Republicans didn’t pay attention to Russia for a long time
Part of the problem for the GOP is that the party’s attention was elsewhere for so long. In the 1990s, with Russia weakened and seemingly embracing democracy during the Boris Yeltsin years, the neoconservatives turned their attention to China, Iraq and Iran. Realists, meanwhile, largely lost interest as Russia’s standing as a great power declined. While the 2008 Russia-Georgia war grabbed some attention, it wasn’t really until Russia invaded Ukraine in 2014 that many in the GOP dusted off the old Cold War playbook to attack Obama for not being tough enough. Coupled with the alternative conservative narrative about Putin as a strong leader, the GOPers who want to get tough on Russia face head winds, and they’re out of practice.

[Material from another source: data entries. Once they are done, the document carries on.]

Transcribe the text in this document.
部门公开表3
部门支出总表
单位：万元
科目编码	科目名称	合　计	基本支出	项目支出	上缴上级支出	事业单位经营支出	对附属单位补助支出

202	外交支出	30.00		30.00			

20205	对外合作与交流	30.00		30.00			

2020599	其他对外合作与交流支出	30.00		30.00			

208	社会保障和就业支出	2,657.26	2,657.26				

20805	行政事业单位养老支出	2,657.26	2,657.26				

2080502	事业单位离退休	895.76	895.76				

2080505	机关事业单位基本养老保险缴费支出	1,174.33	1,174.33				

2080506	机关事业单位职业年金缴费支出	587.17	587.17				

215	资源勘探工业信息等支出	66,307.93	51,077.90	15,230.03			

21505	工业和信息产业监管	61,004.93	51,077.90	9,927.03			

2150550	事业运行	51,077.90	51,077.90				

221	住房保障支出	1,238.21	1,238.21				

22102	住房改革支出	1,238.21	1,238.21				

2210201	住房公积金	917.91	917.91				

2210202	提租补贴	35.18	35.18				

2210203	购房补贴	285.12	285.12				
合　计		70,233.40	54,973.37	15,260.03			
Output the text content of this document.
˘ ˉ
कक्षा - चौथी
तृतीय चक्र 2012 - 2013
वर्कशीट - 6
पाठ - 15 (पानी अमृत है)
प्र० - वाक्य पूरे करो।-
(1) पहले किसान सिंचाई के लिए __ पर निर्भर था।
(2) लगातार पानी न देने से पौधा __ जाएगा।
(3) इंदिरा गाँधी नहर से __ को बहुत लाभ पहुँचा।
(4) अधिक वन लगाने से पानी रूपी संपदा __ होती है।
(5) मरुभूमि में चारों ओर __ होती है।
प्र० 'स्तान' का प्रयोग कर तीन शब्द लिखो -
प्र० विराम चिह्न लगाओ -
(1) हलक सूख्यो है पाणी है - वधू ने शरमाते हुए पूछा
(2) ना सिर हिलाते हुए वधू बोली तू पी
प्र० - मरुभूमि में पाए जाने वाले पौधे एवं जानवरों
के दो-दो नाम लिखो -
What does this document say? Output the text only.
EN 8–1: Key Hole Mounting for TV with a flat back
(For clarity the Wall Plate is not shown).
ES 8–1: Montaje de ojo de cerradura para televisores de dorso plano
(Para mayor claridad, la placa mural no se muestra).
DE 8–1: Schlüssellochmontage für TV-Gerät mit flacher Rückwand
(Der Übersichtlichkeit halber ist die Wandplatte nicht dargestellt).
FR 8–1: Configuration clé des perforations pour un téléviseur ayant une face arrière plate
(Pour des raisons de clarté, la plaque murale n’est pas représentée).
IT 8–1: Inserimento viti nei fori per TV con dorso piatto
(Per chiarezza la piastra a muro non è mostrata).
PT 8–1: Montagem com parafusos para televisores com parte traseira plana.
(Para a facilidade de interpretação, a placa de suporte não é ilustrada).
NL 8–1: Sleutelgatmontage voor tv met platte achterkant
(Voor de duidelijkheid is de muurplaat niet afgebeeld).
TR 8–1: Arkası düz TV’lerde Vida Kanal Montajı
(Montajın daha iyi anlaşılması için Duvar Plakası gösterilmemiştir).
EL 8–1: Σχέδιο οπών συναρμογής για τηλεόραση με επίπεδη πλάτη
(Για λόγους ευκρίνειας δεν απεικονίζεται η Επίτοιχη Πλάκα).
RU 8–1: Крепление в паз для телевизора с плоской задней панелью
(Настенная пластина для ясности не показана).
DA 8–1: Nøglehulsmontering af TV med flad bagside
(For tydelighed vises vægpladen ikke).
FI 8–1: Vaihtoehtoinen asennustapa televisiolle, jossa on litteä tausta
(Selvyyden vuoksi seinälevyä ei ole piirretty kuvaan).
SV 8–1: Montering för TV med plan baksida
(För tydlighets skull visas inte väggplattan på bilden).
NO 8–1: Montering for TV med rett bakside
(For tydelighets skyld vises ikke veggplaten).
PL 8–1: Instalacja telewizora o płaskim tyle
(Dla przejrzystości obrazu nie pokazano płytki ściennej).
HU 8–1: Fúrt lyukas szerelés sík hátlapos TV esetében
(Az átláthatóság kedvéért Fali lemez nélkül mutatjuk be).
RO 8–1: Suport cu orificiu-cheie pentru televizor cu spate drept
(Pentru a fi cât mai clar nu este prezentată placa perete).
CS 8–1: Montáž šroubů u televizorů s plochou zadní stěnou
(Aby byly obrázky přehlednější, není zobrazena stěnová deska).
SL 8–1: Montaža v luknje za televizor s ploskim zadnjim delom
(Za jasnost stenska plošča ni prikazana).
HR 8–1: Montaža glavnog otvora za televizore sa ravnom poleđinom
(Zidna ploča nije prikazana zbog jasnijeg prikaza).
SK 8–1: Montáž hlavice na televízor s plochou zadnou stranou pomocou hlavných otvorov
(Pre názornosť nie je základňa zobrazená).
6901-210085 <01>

For now, Republican leaders like Senate Majority Leader Mitch McConnell and House Speaker Paul D. Ryan are saying as little as possible. Potential 2020 Republican candidates serving in the administration, such as Vice President Pence and U.S. ambassador to the United Nations, Nikki Haley, are doing their best to distance themselves from the swirling controversy. Across the GOP, there is fear of antagonizing Trump’s base going into the 2018 midterm elections.
Are Republicans really ready to capitulate to Vladimir Putin, whose No. 1 foreign policy priorities since he became president have been to undermine U.S. power and create opportunities for Russia to flex its muscle? It is hard to imagine they are, but in the era of Trump, they appear to believe that keeping the Party together requires them to do so.